Zum ersten Mal hat die jüdische Gemeinde die Delmenhorster zu einem Gedenktag zur Reichspogromnacht eingeladen. Überall in Deutschland brannten in der Nacht vom 9. auf den 10. November 1938 Synagogen, jüdische Friedhöfe wurden geschändet und Schaufenster jüdischer Inhaber eingeschlagen. Die „Reichskristallnacht“, wie sie auch genannt wird, ist jetzt 81 Jahre her. Ein ungewöhnlicher Zeitabschnitt, um erstmals einen Gedenktag zu begehen. „Nach dem Attentat in Halle möchten wir ein Zeichen setzen und zeigen, dass in unserer Stadt und unserer Gesellschaft kein Platz für Rechtsextremismus und Rechtspopulismus sein darf“, begründete Pedro Benjamin Becerra die Entscheidung. Er ist der erste Vorsitzende der Jüdischen Gemeinde Delmenhorst.
Die Gedenkfeier begann am Sonnabend in der Synagoge an der Louisenstraße mit Ansprachen und wurde anschließend im Innenhof fortgesetzt. Auf einem Vorsprung an der Wand standen viele unterschiedliche Kerzen, davor bildeten weitere Kerzen einen Davidstern und auch die Gäste hielten Kerzen in den Händen. Unter den Gästen waren viele Männer mit Kippot (so die Mehrzahl von Kippa) aber auch viele Frauen mit Kopftuch. Außerdem war auch der „Nachbar“ – wie Becerra ihn nannte – Guido Wachtel gekommen. Er ist der Pfarrer der katholischen Marienkirche, die sich direkt hinter der Synagoge befindet. „Dass so viele unterschiedliche Religionen vertreten sind, beflügelt diesen Tag mit seiner schlimmen Geschichte“, bekundete Becerra seine Freude über diese abrahamitische Vereinigung.

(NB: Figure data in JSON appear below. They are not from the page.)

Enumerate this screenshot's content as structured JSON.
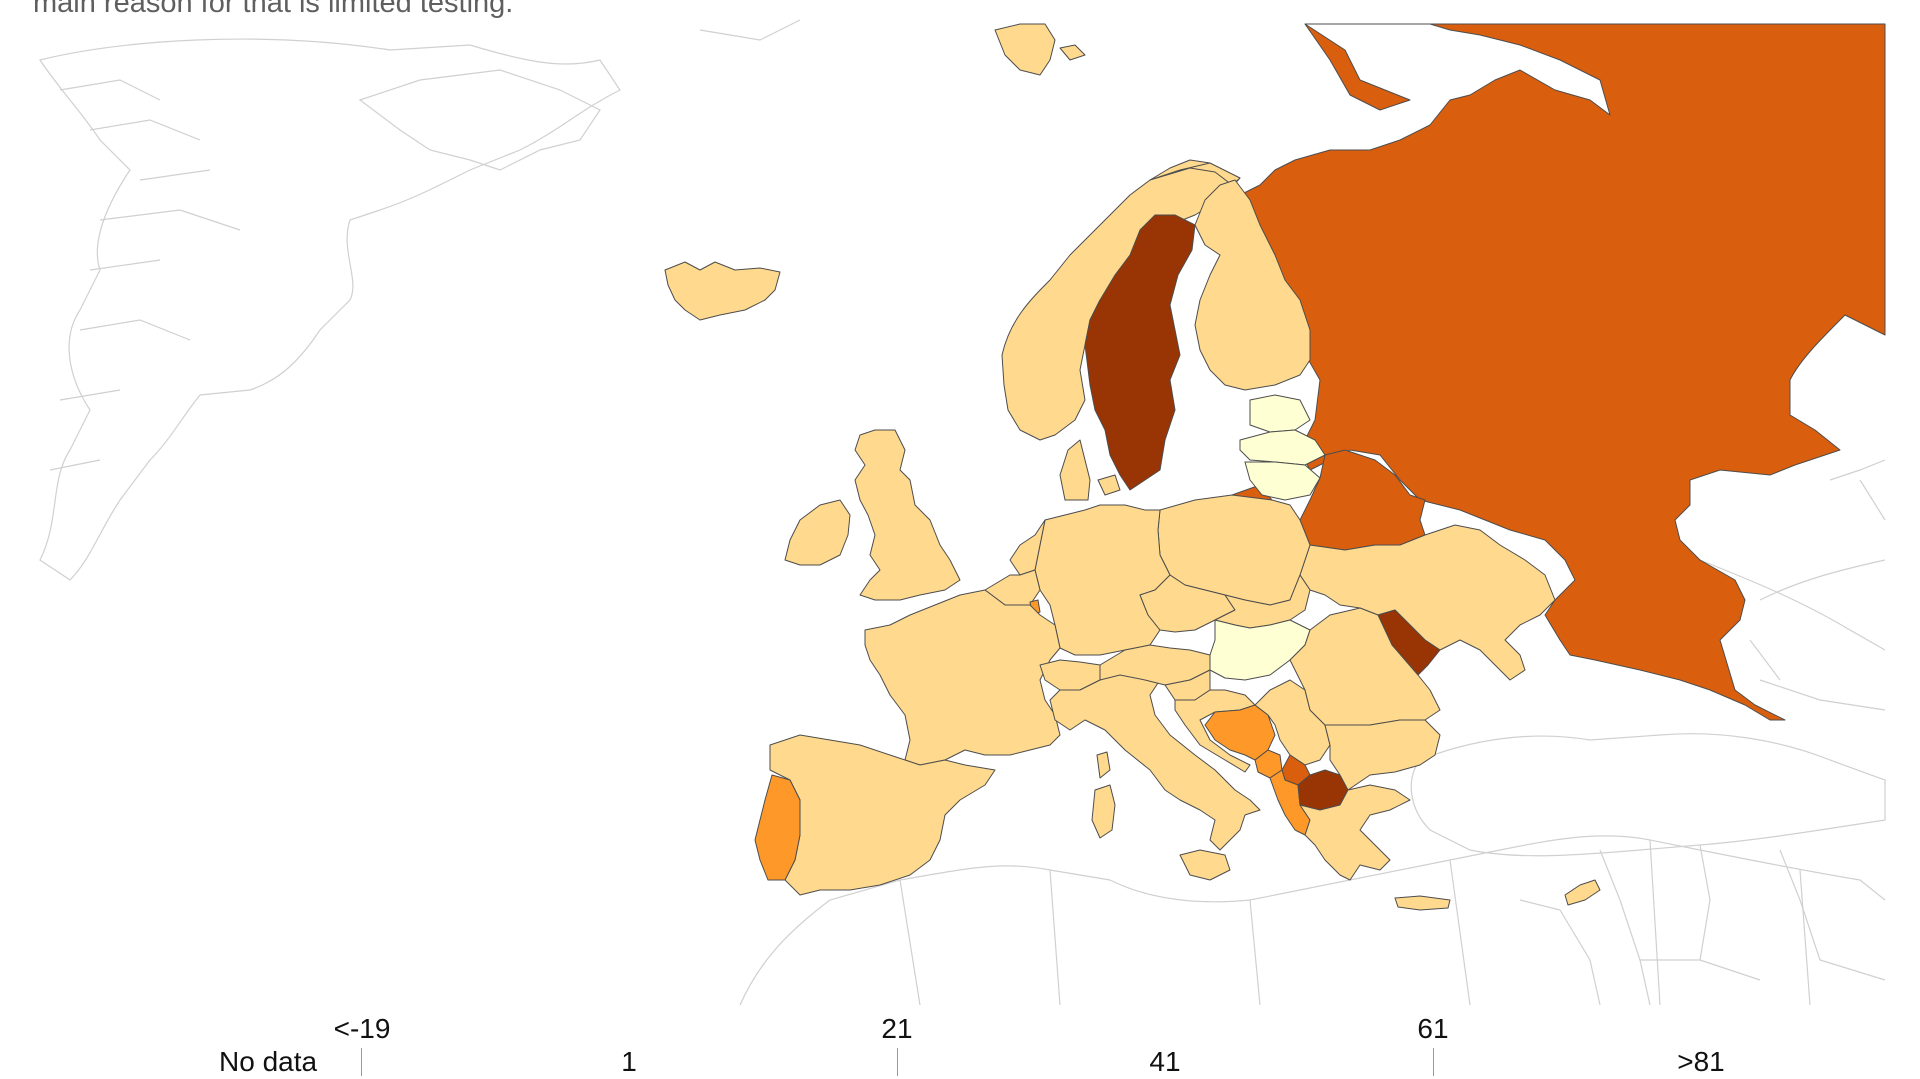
{
  "subtitle": "main reason for that is limited testing.",
  "legend": {
    "no_data_label": "No data",
    "upper_labels": [
      "<-19",
      "21",
      "61"
    ],
    "lower_labels": [
      "1",
      "41",
      ">81"
    ],
    "colors": {
      "no_data": "#ffffff",
      "bin_1": "#ffffd4",
      "bin_2": "#fed98e",
      "bin_3": "#fe9929",
      "bin_4": "#d95f0e",
      "bin_5": "#993404"
    }
  },
  "map": {
    "border_color": "#cfcfcf",
    "outline_color": "#555555",
    "regions": [
      {
        "name": "Iceland",
        "bin": "bin_2"
      },
      {
        "name": "Norway",
        "bin": "bin_2"
      },
      {
        "name": "Sweden",
        "bin": "bin_5"
      },
      {
        "name": "Finland",
        "bin": "bin_2"
      },
      {
        "name": "Russia",
        "bin": "bin_4"
      },
      {
        "name": "Estonia",
        "bin": "bin_1"
      },
      {
        "name": "Latvia",
        "bin": "bin_1"
      },
      {
        "name": "Lithuania",
        "bin": "bin_1"
      },
      {
        "name": "Kaliningrad",
        "bin": "bin_4"
      },
      {
        "name": "Belarus",
        "bin": "bin_4"
      },
      {
        "name": "Ukraine",
        "bin": "bin_2"
      },
      {
        "name": "Moldova",
        "bin": "bin_5"
      },
      {
        "name": "Poland",
        "bin": "bin_2"
      },
      {
        "name": "Germany",
        "bin": "bin_2"
      },
      {
        "name": "Denmark",
        "bin": "bin_2"
      },
      {
        "name": "United Kingdom",
        "bin": "bin_2"
      },
      {
        "name": "Ireland",
        "bin": "bin_2"
      },
      {
        "name": "France",
        "bin": "bin_2"
      },
      {
        "name": "Spain",
        "bin": "bin_2"
      },
      {
        "name": "Portugal",
        "bin": "bin_3"
      },
      {
        "name": "Italy",
        "bin": "bin_2"
      },
      {
        "name": "Switzerland",
        "bin": "bin_2"
      },
      {
        "name": "Austria",
        "bin": "bin_2"
      },
      {
        "name": "Czechia",
        "bin": "bin_2"
      },
      {
        "name": "Slovakia",
        "bin": "bin_2"
      },
      {
        "name": "Hungary",
        "bin": "bin_1"
      },
      {
        "name": "Romania",
        "bin": "bin_2"
      },
      {
        "name": "Bulgaria",
        "bin": "bin_2"
      },
      {
        "name": "Greece",
        "bin": "bin_2"
      },
      {
        "name": "Bosnia and Herzegovina",
        "bin": "bin_3"
      },
      {
        "name": "Montenegro",
        "bin": "bin_3"
      },
      {
        "name": "Albania",
        "bin": "bin_3"
      },
      {
        "name": "Kosovo",
        "bin": "bin_4"
      },
      {
        "name": "North Macedonia",
        "bin": "bin_5"
      },
      {
        "name": "Serbia",
        "bin": "bin_2"
      },
      {
        "name": "Croatia",
        "bin": "bin_2"
      },
      {
        "name": "Slovenia",
        "bin": "bin_2"
      },
      {
        "name": "Luxembourg",
        "bin": "bin_3"
      },
      {
        "name": "Cyprus",
        "bin": "bin_2"
      },
      {
        "name": "Sardinia",
        "bin": "bin_2"
      },
      {
        "name": "Sicily",
        "bin": "bin_2"
      },
      {
        "name": "Crete",
        "bin": "bin_2"
      }
    ]
  }
}
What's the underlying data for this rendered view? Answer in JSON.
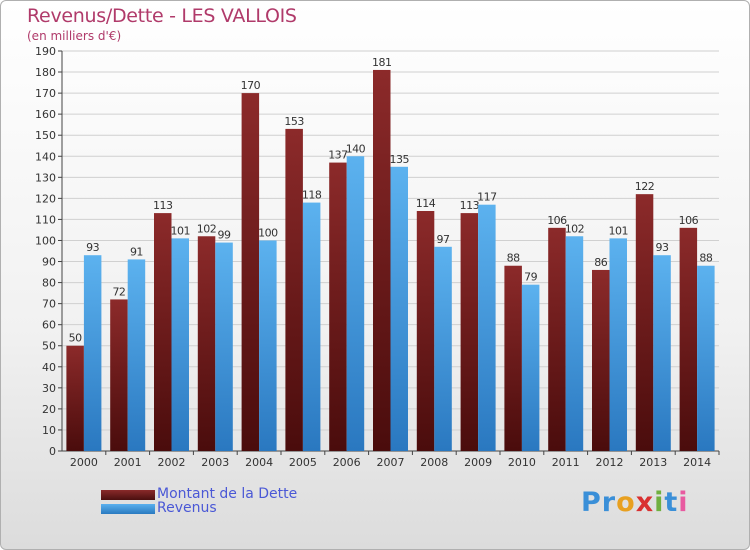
{
  "header": {
    "title": "Revenus/Dette - LES VALLOIS",
    "subtitle": "(en milliers d'€)"
  },
  "legend": {
    "items": [
      {
        "label": "Montant de la Dette",
        "color": "#6b1a1a"
      },
      {
        "label": "Revenus",
        "color": "#3a96dd"
      }
    ]
  },
  "logo": {
    "text": "Proxiti",
    "letters": [
      "P",
      "r",
      "o",
      "x",
      "i",
      "t",
      "i"
    ],
    "colors": [
      "#3a8fd8",
      "#3a8fd8",
      "#e8a020",
      "#d93030",
      "#70b040",
      "#3a8fd8",
      "#e85aa0"
    ]
  },
  "colors": {
    "dette": "#6b1a1a",
    "revenus": "#3a96dd",
    "axis": "#444444",
    "grid": "#d0d0d0",
    "label": "#333333"
  },
  "chart_data": {
    "type": "bar",
    "title": "Revenus/Dette - LES VALLOIS",
    "subtitle": "(en milliers d'€)",
    "categories": [
      "2000",
      "2001",
      "2002",
      "2003",
      "2004",
      "2005",
      "2006",
      "2007",
      "2008",
      "2009",
      "2010",
      "2011",
      "2012",
      "2013",
      "2014"
    ],
    "series": [
      {
        "name": "Montant de la Dette",
        "values": [
          50,
          72,
          113,
          102,
          170,
          153,
          137,
          181,
          114,
          113,
          88,
          106,
          86,
          122,
          106
        ]
      },
      {
        "name": "Revenus",
        "values": [
          93,
          91,
          101,
          99,
          100,
          118,
          140,
          135,
          97,
          117,
          79,
          102,
          101,
          93,
          88
        ]
      }
    ],
    "ylim": [
      0,
      190
    ],
    "yticks": [
      0,
      10,
      20,
      30,
      40,
      50,
      60,
      70,
      80,
      90,
      100,
      110,
      120,
      130,
      140,
      150,
      160,
      170,
      180,
      190
    ],
    "grid": true,
    "legend_position": "bottom-left"
  }
}
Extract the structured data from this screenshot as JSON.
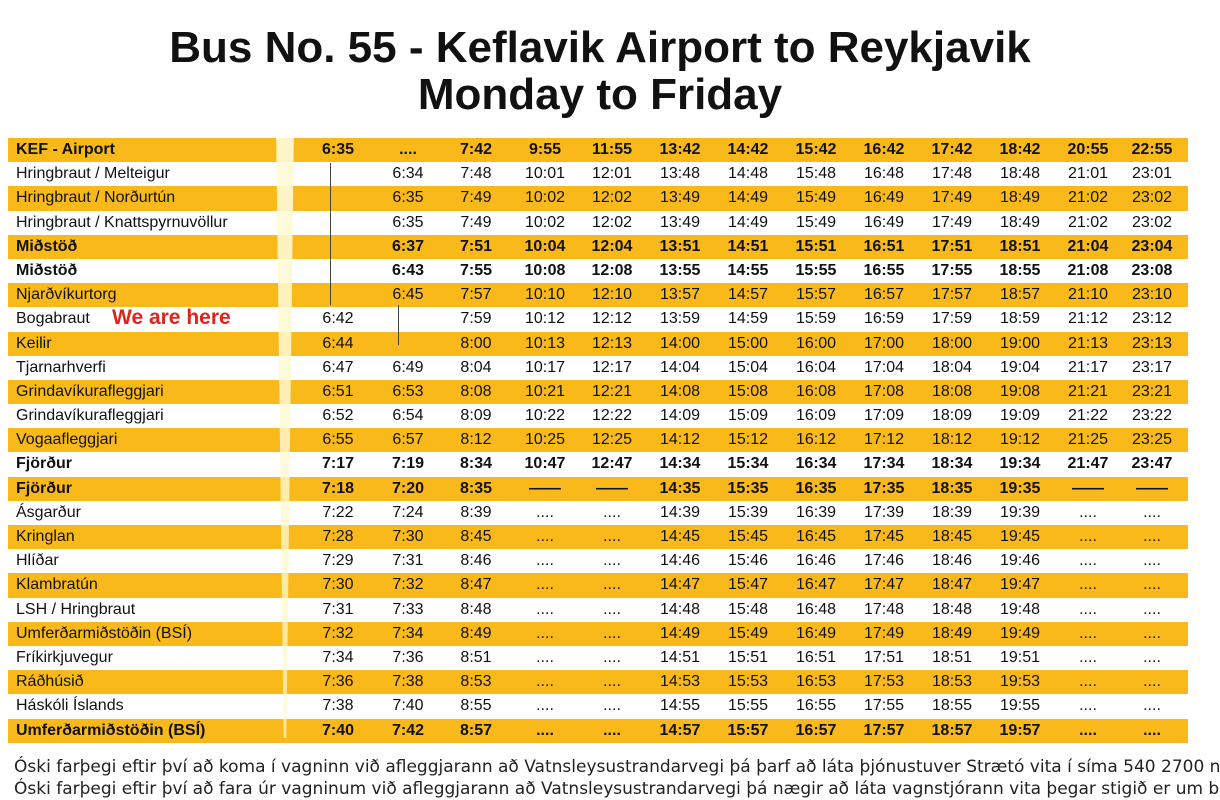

Der evangelische Kreispfarrer Bertram Althausen begrüßte in seiner Rede die jüdischen, muslimischen und christlichen Gläubigen als „Geschwister“ beziehungsweise „Brüder und Schwestern“ und mit „Schalom“. Er zitierte in seiner Ansprache aus der hebräischen Bibel und ging auf den Leidensweg der Juden ein, der mit der Gefangenschaft in Ägypten begann, sich im Mittelalter und unter der Diktatur der Nationalsozialisten fortsetzte. „Antisemitismus ist aber nicht nur ein Angriff gegen die Juden, sondern gegen die ganze Gesellschaft“, zeigte er sich überzeugt.
Das Klima wird rauer
Dass Judenhass nach den Nazis noch lange nicht endete, betonte der SPD-Landtagsabgeordnete Deniz Kurku: „Nach 81 Jahren ist auf manchen Schulhöfen, Betrieben und an Theken das Wort Jude wieder als Schimpfwort zu hören, marschieren Neonazis immer dreister und offener durch die Straßen wie heute in Bielefeld, suchen Terroristen gezielt Menschen jüdischen Glaubens für ihre wahnsinnigen Ziele.“
In seiner Rede zitierte Oberbürgermeister Axel Jahnz aus dem Delmenhorster Kurier vom 10. November 2008, der zusammenfasste, wie am 9. November 1938 beispielsweise „der Kreisleiter der NSDAP am späten Abend eine Schar verlässlicher Partei- und SA-Angehöriger auf der Burginsel“ zusammentrommelte: „20 bis 30 Männer in Zivil sollen es gewesen sein, denen bei zwei Flaschen Korn und Tabak eröffnet wurde, dass in der Nacht die Synagoge brennen sollte.“ Der Oberbürgermeister verurteilte das damalige Verhalten der Delmenhorster mit den Worten: „Ich schäme mich dafür, dass auch Menschen in unserer Stadt zu Tätern und Mittätern wurden.“ Und korrigierte seine Aussage vom vergangenen Jahr, „dass das Klima rauer geworden ist. Leider hat der diesjährige antisemitische Anschlag in Halle nur zu deutlich gemacht, dass das Wort ‚rau‘ nicht mehr ausreicht.“
Auch Norbert Boese, der Vorsitzende des Freundes- und Förderkreises der jüdischen Gemeinde Delmenhorst, zitierte aus der Zeitung – allerdings aus denen von damals. In der einen Zeitung fand die Pogromnacht überhaupt keine Erwähnung und in der anderen reichte „die Katastrophe für unser Land und eine absolute Schande für eine zivilisierte Nation“, wie Boese die Reichspogromnacht nannte, für eine siebenzeilige Meldung.